WAR-chess.jpgA capacidade de agir dos proletários é aumentada quando confiam em si mesmos (internacionalisticamente), não acreditam em “bodes expiatórios”, e impõem a satisfação de suas necessidades (que são comunistas: não trabalhar e que tudo seja livre, “free”), opondo-se radicalmente, por este simples ato, à classe dominante (para a qual, obviamente, isto é “opressivo”); quando ataca, portanto, o poder pela dissolução do que o sustenta (a oposição mútua entre proletários em empresas, pátrias, raça, gênero etc, se engalfinhando por seus próprios senhores) mediante um universalismo material (comunismo) que garante o livre acesso a qualquer um aos meios de produção e de vida, a expressão livre e autônoma das capacidades e necessidades humanas, a livre individualidade que se liberta enfim da comparação massificadora, reificante, identitária, da concorrência, propriedade privada, hierarquia, mercado e Estado.
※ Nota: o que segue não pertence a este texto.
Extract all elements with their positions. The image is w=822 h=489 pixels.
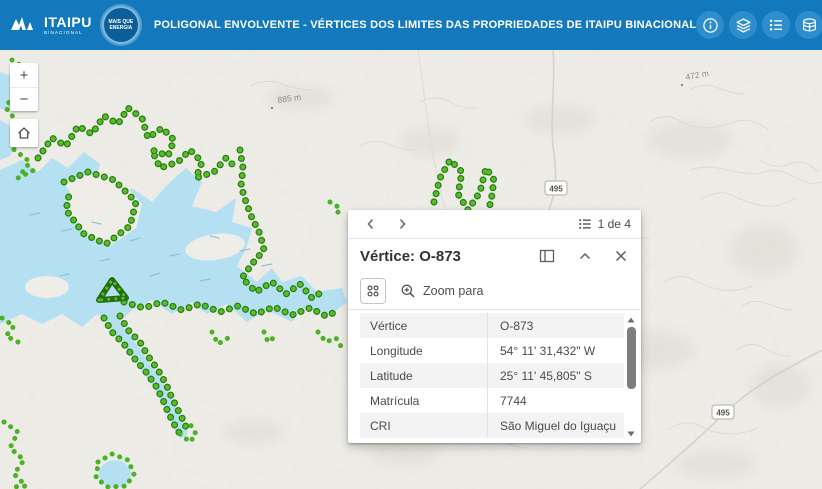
table-row: Vértice O-873: [360, 313, 624, 338]
attribute-table: Vértice O-873 Longitude 54° 11' 31,432" …: [360, 313, 624, 438]
next-feature-button[interactable]: [390, 213, 414, 235]
popup-header: Vértice: O-873: [348, 239, 641, 273]
dock-button[interactable]: [539, 249, 555, 263]
brand-subtitle: BINACIONAL: [44, 31, 92, 36]
itaipu-logo-mark: [10, 15, 40, 35]
basemap-button[interactable]: [795, 11, 822, 39]
home-button[interactable]: [10, 119, 38, 147]
field-value: O-873: [487, 313, 624, 338]
field-label: Matrícula: [360, 388, 487, 413]
scroll-up-button[interactable]: [627, 315, 635, 324]
info-button[interactable]: [696, 11, 724, 39]
field-label: Longitude: [360, 338, 487, 363]
field-value: 54° 11' 31,432" W: [487, 338, 624, 363]
close-button[interactable]: [615, 250, 627, 262]
basemap-database-icon: [801, 17, 818, 34]
zoom-to-label: Zoom para: [423, 284, 483, 298]
previous-feature-button[interactable]: [358, 213, 382, 235]
triangle-down-icon: [627, 431, 635, 437]
table-scrollbar: [624, 313, 638, 438]
scrollbar-thumb[interactable]: [627, 327, 636, 389]
layers-button[interactable]: [729, 11, 757, 39]
table-row: CRI São Miguel do Iguaçu: [360, 413, 624, 438]
itaipu-logo: ITAIPU BINACIONAL MAIS QUE ENERGIA: [10, 8, 138, 42]
field-value: 25° 11' 45,805" S: [487, 363, 624, 388]
feature-list-icon[interactable]: [578, 217, 592, 231]
layers-icon: [735, 17, 752, 34]
zoom-controls: + −: [10, 63, 38, 111]
zoom-to-icon: [400, 283, 416, 299]
popup-pagination-bar: 1 de 4: [348, 210, 641, 239]
chevron-up-icon: [579, 252, 591, 260]
feature-count-label: 1 de 4: [598, 217, 631, 231]
app-window: ITAIPU BINACIONAL MAIS QUE ENERGIA POLIG…: [0, 0, 822, 489]
popup-actions: Zoom para: [348, 273, 641, 310]
grid-dots-icon: [365, 283, 381, 299]
zoom-in-button[interactable]: +: [10, 63, 38, 87]
svg-text:495: 495: [716, 409, 730, 418]
attribute-table-area: Vértice O-873 Longitude 54° 11' 31,432" …: [348, 310, 641, 443]
field-value: São Miguel do Iguaçu: [487, 413, 624, 438]
table-row: Latitude 25° 11' 45,805" S: [360, 363, 624, 388]
dock-icon: [539, 249, 555, 263]
chevron-right-icon: [398, 218, 407, 230]
mais-que-energia-badge: MAIS QUE ENERGIA: [104, 8, 138, 42]
feature-menu-button[interactable]: [360, 278, 386, 304]
triangle-up-icon: [627, 317, 635, 323]
header-toolbar: [696, 11, 822, 39]
page-title: POLIGONAL ENVOLVENTE - VÉRTICES DOS LIMI…: [154, 19, 696, 31]
home-icon: [16, 125, 32, 141]
legend-button[interactable]: [762, 11, 790, 39]
scroll-down-button[interactable]: [627, 429, 635, 438]
field-label: Vértice: [360, 313, 487, 338]
legend-list-icon: [768, 17, 784, 33]
zoom-out-button[interactable]: −: [10, 87, 38, 111]
route-shield: 495: [712, 405, 734, 419]
feature-popup: 1 de 4 Vértice: O-873: [348, 210, 641, 443]
scrollbar-track[interactable]: [627, 324, 636, 429]
popup-title: Vértice: O-873: [360, 248, 461, 265]
collapse-button[interactable]: [579, 252, 591, 260]
svg-text:495: 495: [549, 185, 563, 194]
table-row: Matrícula 7744: [360, 388, 624, 413]
info-icon: [702, 17, 719, 34]
chevron-left-icon: [366, 218, 375, 230]
field-label: Latitude: [360, 363, 487, 388]
table-row: Longitude 54° 11' 31,432" W: [360, 338, 624, 363]
route-shield: 495: [545, 181, 567, 195]
close-icon: [615, 250, 627, 262]
field-value: 7744: [487, 388, 624, 413]
field-label: CRI: [360, 413, 487, 438]
zoom-to-action[interactable]: Zoom para: [400, 283, 483, 299]
app-header: ITAIPU BINACIONAL MAIS QUE ENERGIA POLIG…: [0, 0, 822, 50]
feature-count: 1 de 4: [578, 217, 631, 231]
brand-name: ITAIPU: [44, 15, 92, 29]
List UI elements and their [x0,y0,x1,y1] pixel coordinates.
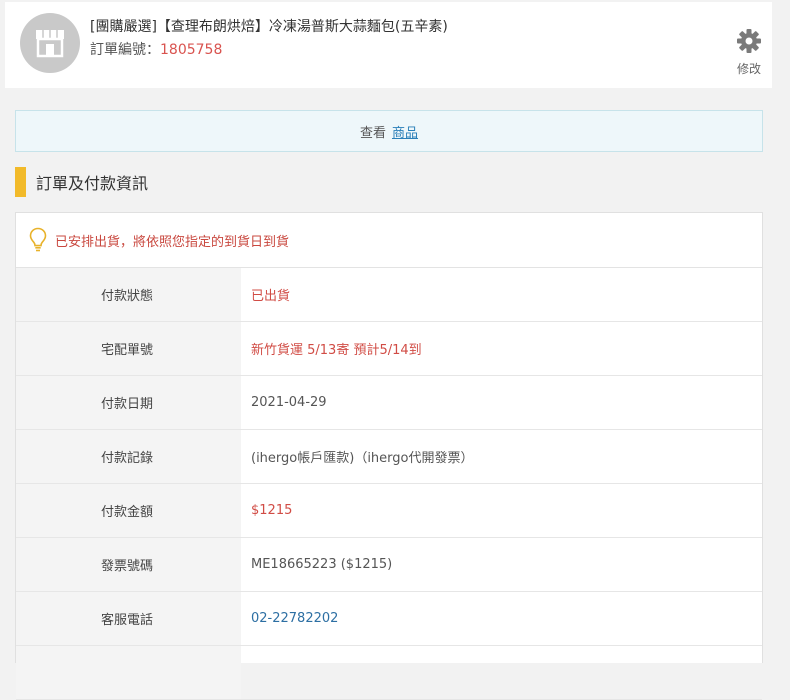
customer-service-phone-link[interactable]: 02-22782202 [241,592,762,645]
order-title: [團購嚴選]【查理布朗烘焙】冷凍湯普斯大蒜麵包(五辛素) [90,19,448,35]
section-accent-bar [15,167,26,197]
payment-status-row: 付款狀態 已出貨 [16,268,762,322]
order-number-label: 訂單編號： [90,42,160,58]
next-row-partial [16,646,762,700]
row-label: 客服電話 [16,592,241,645]
gear-icon [737,29,761,53]
payment-amount-row: 付款金額 $1215 [16,484,762,538]
row-label: 宅配單號 [16,322,241,375]
invoice-number-value: ME18665223 ($1215) [251,557,393,572]
payment-date-row: 付款日期 2021-04-29 [16,376,762,430]
view-product-banner: 查看 商品 [15,110,763,152]
edit-label: 修改 [736,62,761,76]
row-label: 付款金額 [16,484,241,537]
shop-avatar [20,13,80,73]
section-title: 訂單及付款資訊 [36,174,149,193]
shipping-notice: 已安排出貨，將依照您指定的到貨日到貨 [16,213,762,268]
order-number-value: 1805758 [160,42,223,58]
row-label-empty [16,646,241,699]
row-label: 付款日期 [16,376,241,429]
section-heading: 訂單及付款資訊 [15,167,148,197]
payment-record-value: (ihergo帳戶匯款)（ihergo代開發票） [251,451,474,466]
product-link[interactable]: 商品 [392,122,418,141]
customer-service-phone-row: 客服電話 02-22782202 [16,592,762,646]
row-label: 付款狀態 [16,268,241,321]
view-prefix: 查看 [359,125,386,141]
row-label: 付款記錄 [16,430,241,483]
storefront-icon [36,30,64,58]
order-info-card: 已安排出貨，將依照您指定的到貨日到貨 付款狀態 已出貨 宅配單號 新竹貨運 5/… [15,212,763,700]
invoice-number-row: 發票號碼 ME18665223 ($1215) [16,538,762,592]
payment-date-value: 2021-04-29 [251,395,327,410]
order-header-card: [團購嚴選]【查理布朗烘焙】冷凍湯普斯大蒜麵包(五辛素) 訂單編號：180575… [5,2,772,88]
edit-button[interactable]: 修改 [731,28,767,80]
lightbulb-icon [29,227,47,252]
tracking-number-row: 宅配單號 新竹貨運 5/13寄 預計5/14到 [16,322,762,376]
payment-amount-value: $1215 [251,503,293,518]
order-number-row: 訂單編號：1805758 [90,39,222,59]
tracking-number-value: 新竹貨運 5/13寄 預計5/14到 [251,343,422,358]
row-label: 發票號碼 [16,538,241,591]
payment-status-value: 已出貨 [251,289,291,304]
row-value-empty [241,646,762,699]
payment-record-row: 付款記錄 (ihergo帳戶匯款)（ihergo代開發票） [16,430,762,484]
notice-text: 已安排出貨，將依照您指定的到貨日到貨 [55,234,290,250]
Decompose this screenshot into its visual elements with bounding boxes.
Por outro lado, a capacidade de agir é diminuída quando os proletários desconfiam de si mesmos (a ponto de massacrarem a si próprios a um simples pedido dos chefes e poderosos), clamam ao poder contra “bodes expiatórios” (estrangeiros, “judeus”, imigrantes, “vagabundos”, “favelados”, “políticos maus”, “empresários maus”), e reprimem seus desejos em nome da ficção de um “bem maior” (pátria, empresa, etnia, ideologia, religião…), isto é, quando se unem às “suas” classes dominantes (burocrática ou particular, de esquerda ou de direita) contra si mesmos. Quanto menos capazes de ação, mais se entregam à reação.

No primeiro caso (aumento da capacidade de agir), a teoria necessariamente se desenvolve e se aprimora, enquanto que no segundo caso (redução da capacidade de agir), a teoria só pode se degradar e se dogmatizar.

Critério do conhecimento e práxis

Os critérios para distinguir mentiras ou boatos de verdades, o especulativo do provável, o que é verdadeiro em certos contextos e falso em outros, o que é baseado em mera fé do que é baseado em evidências etc., esses critérios são expressões intrínsecas do grau de autonomia ou heteronomia do proletariado, de sua autodeterminação ou sua sujeição às classes dominantes. Quanto a isso, há três tipos de crítica da sociedade capitalista:

A) Existe uma crítica da sociedade capitalista cuja verdade pode ser verificada materialmente por qualquer um em seu cotidiano, no mundo inteiro, por qualquer proletário: a crítica do capital enquanto coerção que nos força a nos vender como objetos úteis no mercado de trabalho, que nos coage, se quisermos sobreviver, a alienar nossas capacidades em troca do dinheiro, a exercer nossas potencialidades contra nós mesmos , transformando o mundo em uma força hostil  que se acumula nos privando (propriedade privada) das próprias condições materiais de existir, um poder hostil que nos domina, usa e descarta: o capital e o aparato repressivo que os garante (Estado). Essa é uma crítica da essência do capital, ela é radical, e dela decorre invariavelmente a necessidade irrevogável de abolir o trabalho, a propriedade privada, a empresa, as fronteirase o Estado, ou seja, realizar o comunismo [1]. Detalhe: não requer nenhuma fé em “fontes especiais de informação”.

B) Existem outras críticas que requerem alguma “fé”, como são as críticas parciais do capitalismo (que são basicamente críticas socialdemocratas do capitalismo: distribuição de renda desigual, obsolescência programada, piora das condições de vida, do meio ambiente, capitalistas e burocratas burlando as leis, governos tramando a derrubada de outros…) que nada mais são do que críticas de acidentes do capital, e não de sua essência. Enquanto no caso A, os proletários são plenamente autônomos quanto ao poder de verificar a verdade do seu conhecimento (que exprime a matéria de sua própria vida cotidiana) e de agir conforme o que sabem, no caso B, é preciso confiar em especialistas. Ainda assim, a verossimilhança dessa crítica pode ser pesada na vida cotidiana (por exemplo, verificando pioras de fato nas condições de vida, ou não verificando a obsolescência programada). Mas quanto menos radical e mais parcial a crítica, por ser mais “inacessível”, mais requer que a prática dos proletários se submeta a “esferas superiores”, e menos exprime uma prática autônoma capaz de se opor ao capital para impor a satisfação das necessidades humanas.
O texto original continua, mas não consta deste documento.